Une excellente émission de France Culture, La Fabrique de l'histoire, propose ce matin un documentaire qui donne la parole aux descendants des protestants français émigrés au XVIIe siècle, à l'image de mon ancêtre. On y découvre leur passion pour la généalogie.
Dans un bel élan de sincérité, quelques lecteurs m’ont avoué avoir « eu du mal » avec les pages consacrées à la généalogie familiale et aux personnes rencontrées par mon père dans le début du livre. Ils ne savent pas à quoi ils ont échappé si j’avais tenté de suivre les traces paternelles. Les quelques lignes qui suivent sont extraites d’une lettre (en allemand) adressée le 19 septembre 1989 à Madame Marhold, une collègue pasteur. Je donne, entre parenthèses quelques précisions.

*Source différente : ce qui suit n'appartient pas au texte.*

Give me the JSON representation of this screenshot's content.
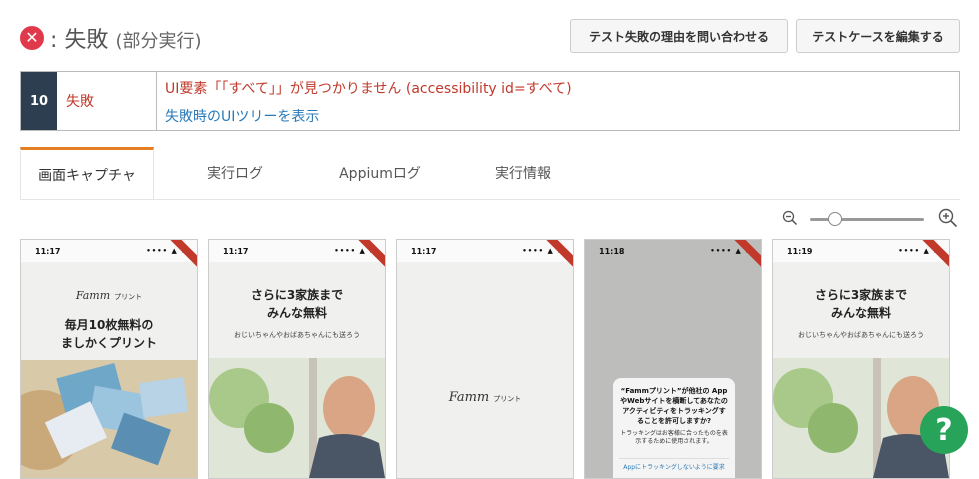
{
  "header": {
    "separator": ":",
    "title": "失敗",
    "subtitle": "(部分実行)"
  },
  "buttons": {
    "inquire": "テスト失敗の理由を問い合わせる",
    "edit_testcase": "テストケースを編集する"
  },
  "result": {
    "step": "10",
    "status": "失敗",
    "error": "UI要素「「すべて」」が見つかりません (accessibility id=すべて)",
    "show_tree": "失敗時のUIツリーを表示"
  },
  "tabs": [
    {
      "label": "画面キャプチャ"
    },
    {
      "label": "実行ログ"
    },
    {
      "label": "Appiumログ"
    },
    {
      "label": "実行情報"
    }
  ],
  "screenshots": [
    {
      "time": "11:17",
      "brand": "Famm",
      "brand_sub": "プリント",
      "line1": "毎月10枚無料の",
      "line2": "ましかくプリント"
    },
    {
      "time": "11:17",
      "line1": "さらに3家族まで",
      "line2": "みんな無料",
      "sub": "おじいちゃんやおばあちゃんにも送ろう"
    },
    {
      "time": "11:17",
      "brand": "Famm",
      "brand_sub": "プリント"
    },
    {
      "time": "11:18",
      "dialog_title": "“Fammプリント”が他社の AppやWebサイトを横断してあなたのアクティビティをトラッキングすることを許可しますか?",
      "dialog_small": "トラッキングはお客様に合ったものを表示するために使用されます。",
      "dialog_deny": "Appにトラッキングしないように要求"
    },
    {
      "time": "11:19",
      "line1": "さらに3家族まで",
      "line2": "みんな無料",
      "sub": "おじいちゃんやおばあちゃんにも送ろう"
    }
  ],
  "zoom": {
    "level": 0.3
  },
  "colors": {
    "fail": "#e0394b",
    "tab_accent": "#e67e22",
    "step_bg": "#2c3e50",
    "help": "#27a35a"
  }
}
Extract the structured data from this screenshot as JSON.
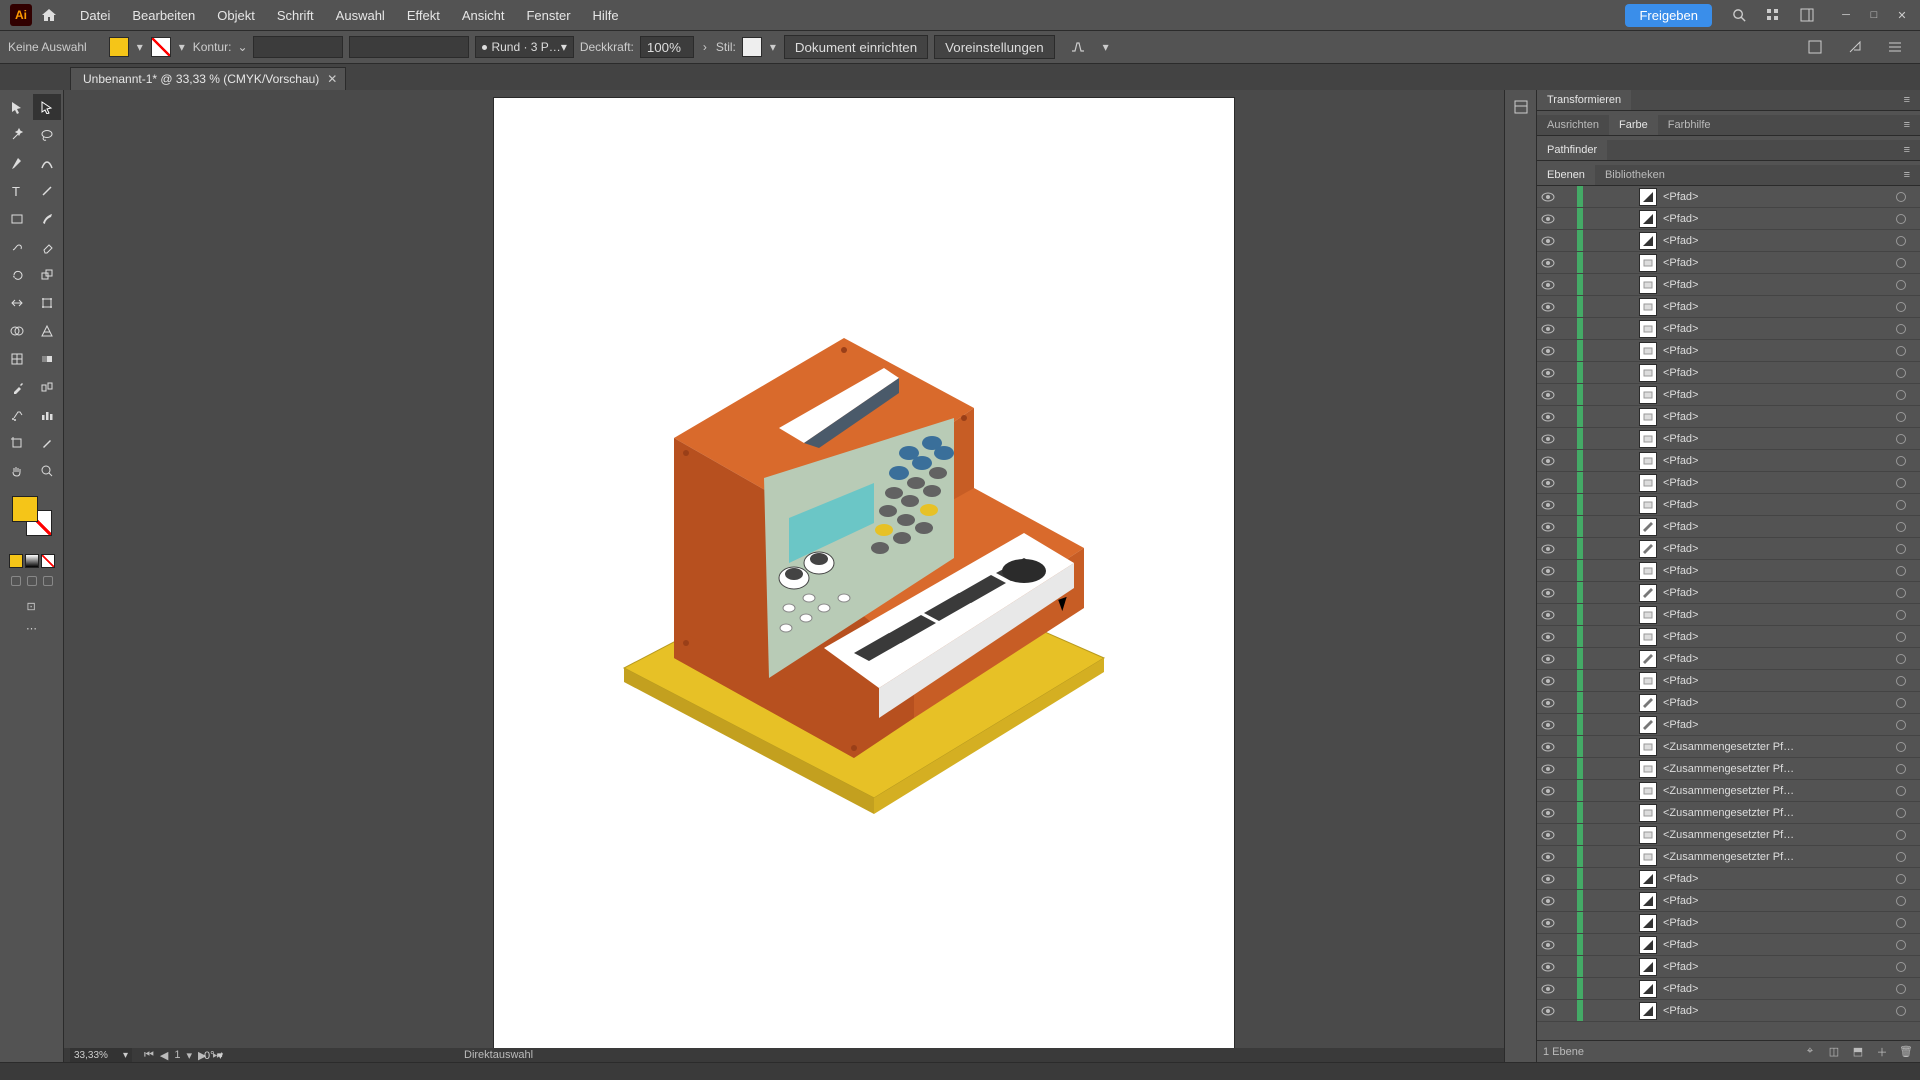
{
  "app": {
    "initials": "Ai"
  },
  "menu": [
    "Datei",
    "Bearbeiten",
    "Objekt",
    "Schrift",
    "Auswahl",
    "Effekt",
    "Ansicht",
    "Fenster",
    "Hilfe"
  ],
  "share_label": "Freigeben",
  "control": {
    "selection": "Keine Auswahl",
    "kontur_label": "Kontur:",
    "stroke_profile": "Rund · 3 P…",
    "deckkraft_label": "Deckkraft:",
    "deckkraft_value": "100%",
    "stil_label": "Stil:",
    "doc_setup": "Dokument einrichten",
    "prefs": "Voreinstellungen"
  },
  "tab": {
    "title": "Unbenannt-1* @ 33,33 % (CMYK/Vorschau)"
  },
  "status": {
    "zoom": "33,33%",
    "angle": "0°",
    "page": "1",
    "tool": "Direktauswahl"
  },
  "panels": {
    "group1": [
      "Transformieren"
    ],
    "group2": [
      "Ausrichten",
      "Farbe",
      "Farbhilfe"
    ],
    "group2_active": 1,
    "group3": [
      "Pathfinder"
    ],
    "group4": [
      "Ebenen",
      "Bibliotheken"
    ],
    "group4_active": 0
  },
  "layers": {
    "footer_count": "1 Ebene",
    "items": [
      {
        "name": "<Pfad>",
        "shape": "tri-dark"
      },
      {
        "name": "<Pfad>",
        "shape": "tri-dark"
      },
      {
        "name": "<Pfad>",
        "shape": "tri-dark"
      },
      {
        "name": "<Pfad>",
        "shape": "rect-white"
      },
      {
        "name": "<Pfad>",
        "shape": "rect-white"
      },
      {
        "name": "<Pfad>",
        "shape": "rect-white"
      },
      {
        "name": "<Pfad>",
        "shape": "rect-white"
      },
      {
        "name": "<Pfad>",
        "shape": "rect-white"
      },
      {
        "name": "<Pfad>",
        "shape": "rect-white"
      },
      {
        "name": "<Pfad>",
        "shape": "rect-white"
      },
      {
        "name": "<Pfad>",
        "shape": "rect-white"
      },
      {
        "name": "<Pfad>",
        "shape": "rect-white"
      },
      {
        "name": "<Pfad>",
        "shape": "rect-white"
      },
      {
        "name": "<Pfad>",
        "shape": "rect-white"
      },
      {
        "name": "<Pfad>",
        "shape": "rect-white"
      },
      {
        "name": "<Pfad>",
        "shape": "diag"
      },
      {
        "name": "<Pfad>",
        "shape": "diag"
      },
      {
        "name": "<Pfad>",
        "shape": "rect-white"
      },
      {
        "name": "<Pfad>",
        "shape": "diag"
      },
      {
        "name": "<Pfad>",
        "shape": "rect-white"
      },
      {
        "name": "<Pfad>",
        "shape": "rect-white"
      },
      {
        "name": "<Pfad>",
        "shape": "diag"
      },
      {
        "name": "<Pfad>",
        "shape": "rect-white"
      },
      {
        "name": "<Pfad>",
        "shape": "diag"
      },
      {
        "name": "<Pfad>",
        "shape": "diag"
      },
      {
        "name": "<Zusammengesetzter Pf…",
        "shape": "rect-white"
      },
      {
        "name": "<Zusammengesetzter Pf…",
        "shape": "rect-white"
      },
      {
        "name": "<Zusammengesetzter Pf…",
        "shape": "rect-white"
      },
      {
        "name": "<Zusammengesetzter Pf…",
        "shape": "rect-white"
      },
      {
        "name": "<Zusammengesetzter Pf…",
        "shape": "rect-white"
      },
      {
        "name": "<Zusammengesetzter Pf…",
        "shape": "rect-white"
      },
      {
        "name": "<Pfad>",
        "shape": "tri-dark"
      },
      {
        "name": "<Pfad>",
        "shape": "tri-dark"
      },
      {
        "name": "<Pfad>",
        "shape": "tri-dark"
      },
      {
        "name": "<Pfad>",
        "shape": "tri-dark"
      },
      {
        "name": "<Pfad>",
        "shape": "tri-dark"
      },
      {
        "name": "<Pfad>",
        "shape": "tri-dark"
      },
      {
        "name": "<Pfad>",
        "shape": "tri-dark"
      }
    ]
  },
  "colors": {
    "accent": "#3a8eea",
    "fill": "#f5c518",
    "synth_orange": "#d96a2c",
    "synth_orange_dark": "#b7501f",
    "synth_panel": "#b8cbb6",
    "synth_teal": "#6bc6c6",
    "synth_yellow": "#e7c126",
    "synth_blue": "#3a6f9a",
    "key_white": "#ffffff",
    "key_black": "#3a3a3a"
  }
}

« Pendant mes études et aussi pendant la guerre, j’ai eu des contacts avec des pasteurs dont j’ai découvert plus tard qu’ils avaient des liens de parenté avec moi. Par exemple Harald Polchau (aumônier à la prison de Plötzensee qui a publié des mémoires), et le pasteur Bronisch-Holtze, à Berlin. Le docteur Polchau est mort après la guerre et c’est pourquoi je n’ai plus eu de contact avec lui. Le docteur Ernst Bronisch-Holtze a été exécuté en 1944 pour avoir écouté les radios ennemies. Qui en sait plus ? J’ai aussi connu le prêtre catholique Max-Joseph Metzger (ici) à Berlin ; lui aussi a été exécuté avec la sœur du docteur von Thadden-Trieglaff (ici), avec qui j’ai aussi des ancêtres communs. Quand j’étais à Paris, j’ai connu le professeur Wilhelm Hausenstein (ici), et Vollrath von Malzahn, ambassadeurs d’Allemagne, que j’ai souvent vus. Le second m’a remis la croix du mérite mais je ne savais pas, à l’époque, que nous avions des ancêtres communs. Nos arrière-grands-mères étaient sœurs ! ».
Je ne traduits ici qu’une dizaine de lignes d’une lettre qui compte quatre pages de soixante lignes chacune ! Arrivé à un certain stade, la généalogie offre un espace d'investigation infini et par le simple jeu des alliances, mon père pouvait sans cesse se découvrir de nouveaux parents. A l'opposé de la famille nucléaire moderne, voire de la famille monoparentale ayant perdu de vue ses rares proches et ignorant jusqu'au lieu de sépulture de ses grands-parents, mon père s'était doté d'une famille ouverte et sans cesse amplifiée. Un peu comme s'il lui fallait combler à tout prix l'absence de son père, ajouter sans trève de nouveaux noms autour de l'inadmissible "Franz Adolf Chales de Beaulieu, 5/9/1880-1/10/1914". Un seul être vous manque et tout est surpeuplé.